Genre: Historischer Roman
Seitenzahl: 376 Seiten
Erhältlich als E-Book, Taschenbuch und Hard Cover

Klappentext: 
"Ich wollte nie wieder an das Geschehene erinnert werden und das Buch verbrennen. Doch Bücher kann man nicht mit Feuer vernichten! Sie überdauern das!" Konrad Gallinat, Buchhandelsgehilfe im Roman

Königsberg 1933 - Wilhelm Kirchner, der Inhaber der größten Buchhandlung Europas, wird von der geplanten Bücherverbrennung der Nazis herausgefordert. Gemeinsam mit seiner Nichte Emma und den beiden Mitarbeitern Konrad und Otto versucht er, so viele indizierte Bücher wie möglich zu retten. Aber auch ein geheimer literarischer Schatz soll vor dem Zugriff der Häscher versteckt werden. Doch schon bald sind die Buchhandlung, er selbst und seine Kollegen in größter Gefahr. Es beginnt ein Kampf auf Leben und Tod.

Michael Paul nimmt seine Leser nach dem erfolgreichen Debütroman "Wimmerholz" diesmal mit in das alte Königsberg und das einzigartige "Haus der Bücher" am Paradeplatz.

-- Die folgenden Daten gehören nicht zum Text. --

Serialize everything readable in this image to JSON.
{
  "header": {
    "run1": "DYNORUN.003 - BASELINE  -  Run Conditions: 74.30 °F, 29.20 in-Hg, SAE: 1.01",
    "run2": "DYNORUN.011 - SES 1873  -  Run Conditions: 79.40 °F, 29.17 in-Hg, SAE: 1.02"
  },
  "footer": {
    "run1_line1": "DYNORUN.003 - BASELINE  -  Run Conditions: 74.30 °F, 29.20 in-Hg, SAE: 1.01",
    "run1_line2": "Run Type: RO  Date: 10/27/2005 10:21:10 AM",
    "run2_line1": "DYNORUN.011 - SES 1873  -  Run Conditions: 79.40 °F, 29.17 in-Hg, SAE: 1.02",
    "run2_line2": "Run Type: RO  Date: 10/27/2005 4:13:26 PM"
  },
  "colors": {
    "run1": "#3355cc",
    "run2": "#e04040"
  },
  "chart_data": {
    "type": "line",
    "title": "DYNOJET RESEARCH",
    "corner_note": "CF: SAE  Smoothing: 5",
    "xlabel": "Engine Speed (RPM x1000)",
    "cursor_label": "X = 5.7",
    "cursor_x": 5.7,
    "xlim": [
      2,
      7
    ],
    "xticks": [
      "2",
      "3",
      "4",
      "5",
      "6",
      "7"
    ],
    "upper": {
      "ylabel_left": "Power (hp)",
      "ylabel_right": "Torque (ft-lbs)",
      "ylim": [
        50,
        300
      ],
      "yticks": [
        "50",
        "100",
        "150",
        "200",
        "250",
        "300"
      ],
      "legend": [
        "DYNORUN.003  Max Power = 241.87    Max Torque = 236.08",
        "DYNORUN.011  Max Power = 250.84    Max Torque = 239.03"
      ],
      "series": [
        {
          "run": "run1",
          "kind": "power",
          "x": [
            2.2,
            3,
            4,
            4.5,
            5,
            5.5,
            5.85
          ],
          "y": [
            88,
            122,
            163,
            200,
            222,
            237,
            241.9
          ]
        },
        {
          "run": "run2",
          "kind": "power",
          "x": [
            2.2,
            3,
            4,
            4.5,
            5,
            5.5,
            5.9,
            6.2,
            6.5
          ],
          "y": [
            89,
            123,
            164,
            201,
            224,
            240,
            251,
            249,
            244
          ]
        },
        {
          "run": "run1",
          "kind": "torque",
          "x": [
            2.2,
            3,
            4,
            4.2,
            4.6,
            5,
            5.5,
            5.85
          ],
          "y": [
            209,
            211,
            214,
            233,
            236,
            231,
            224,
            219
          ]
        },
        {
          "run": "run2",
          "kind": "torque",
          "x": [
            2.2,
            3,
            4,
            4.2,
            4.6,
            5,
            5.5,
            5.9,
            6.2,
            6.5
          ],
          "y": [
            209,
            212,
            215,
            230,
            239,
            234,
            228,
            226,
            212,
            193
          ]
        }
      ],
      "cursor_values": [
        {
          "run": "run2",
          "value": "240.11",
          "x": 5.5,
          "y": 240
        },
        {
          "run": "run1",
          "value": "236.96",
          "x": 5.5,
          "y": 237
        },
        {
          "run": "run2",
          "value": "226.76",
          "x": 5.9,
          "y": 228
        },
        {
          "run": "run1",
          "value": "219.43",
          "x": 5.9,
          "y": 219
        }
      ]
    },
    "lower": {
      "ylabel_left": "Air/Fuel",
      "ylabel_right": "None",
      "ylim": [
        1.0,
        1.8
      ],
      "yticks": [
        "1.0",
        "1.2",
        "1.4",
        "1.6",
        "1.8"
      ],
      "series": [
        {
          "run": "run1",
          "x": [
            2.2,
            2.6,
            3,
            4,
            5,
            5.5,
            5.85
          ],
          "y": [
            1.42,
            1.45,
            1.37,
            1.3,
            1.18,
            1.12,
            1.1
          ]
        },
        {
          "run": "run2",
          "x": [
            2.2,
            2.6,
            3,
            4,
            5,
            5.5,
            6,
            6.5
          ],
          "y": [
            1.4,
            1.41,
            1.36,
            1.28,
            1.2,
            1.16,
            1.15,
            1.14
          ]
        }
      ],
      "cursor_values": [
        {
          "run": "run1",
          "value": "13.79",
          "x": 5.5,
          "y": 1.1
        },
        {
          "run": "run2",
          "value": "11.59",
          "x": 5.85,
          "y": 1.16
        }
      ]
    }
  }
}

"Ein spannender Roman voller historischer Realität. Handlung und Personen sind frei erfunden, die Geschichte hinter den dramatischen Geschehnissen aber ist erschreckend wahr und kann jederzeit wieder aktuell werden."
Jan Wiesemann, Verlag Gräfe und Unzer, München

Mit alten Fotografien der damaligen Buchhandlung, Informationen zum historischen Hintergrund und einem Vorwort von Arno Surminski.

Der erste Eindruck
Hard Cover sind heutzutage selten geworden und gerade bei Selfpublishern eine echte Ausnahme. Allein die Tatsache, dass es das Buch auch als Hardcover gibt, ist schon ein Aspekt, der dieses Werk besonders hochwertig aussehen lässt. Das Cover zeigt den Ledereinband eines Buchs, das in der rechten Ecke Feuer gefangen hat. Und zeigt damit genau, worum es geht: Um die Bücherverbrennungen in der NS-Zeit. Die warmen Farben und geradelinige Schrift dienen dabei als Blickfang. 

Das Leseerlebnis
"Das Haus der Bücher" ist ein Roman und somit eine frei erfundene Geschichte. Trotzdem hält der Autor sich streng an die geschichtlichen Ereignisse in Königsberg im Jahr 1933, als die Nazis die Verbrennung zahlreicher Bücher anordnete, um "deutsches Kulturgut zu wahren". Das "Haus der Bücher" war eine Buchhandlung des Verlags Gräfe und Unzer in Königsberg, die später in München wiedereröffnet wurde. Mit Mut, Gewitztheit und der Hilfe einiger Freiwilliger, machen sich die Protagonisten des Buchs, der Direktor der Buchhandlung, seine Nichte und ausgewählte Mitarbeiter, an die schwierige Aufgabe, so viele Bücher vor den Flammen zu retten wie möglich. Dass sie dabei ihr Leben aufs Spiel setzen, ist ihnen klar, doch ihre Liebe zu den Büchern ist größer als die Angst vor den Nazis. Wie der Autor es dann schafft, die Grausamkeit der Nazis, die Dummheit und Arroganz vieler und den Mut und die Verzweiflung einiger weniger im Buch umzusetzen, ist mehr als gelungen. Er erzählt in einem unaufgeregten Ton, übertreibt nichts, aber lässt auch nichts aus. Angst, Hoffnung, Verzweiflung und Glück liegen dicht beieinander und zum ersten Mal seit langem hat es ein Buch geschafft, mich zu Tränen zu rühren. Ganz besonders gelungen ist das Ende, das ohne kitschig zu werden, einen befriedigen Abschluss für seine Leser bietet. 

Fazit
Ein schwer verdauliches Thema, ein Buch, das man nicht einfach nur nebenher zum Zeitvertreib liest. Mit Emotionen gespickt regt diese Lektüre zum Nachdenken an und erinnert an Zeiten, die man nie wieder erleben will. Insbesondere in der heutigen Zeit, in der Zivilcourage wieder immer wichtiger wird, ein Werk, das ich voll und ganz empfehlen kann. 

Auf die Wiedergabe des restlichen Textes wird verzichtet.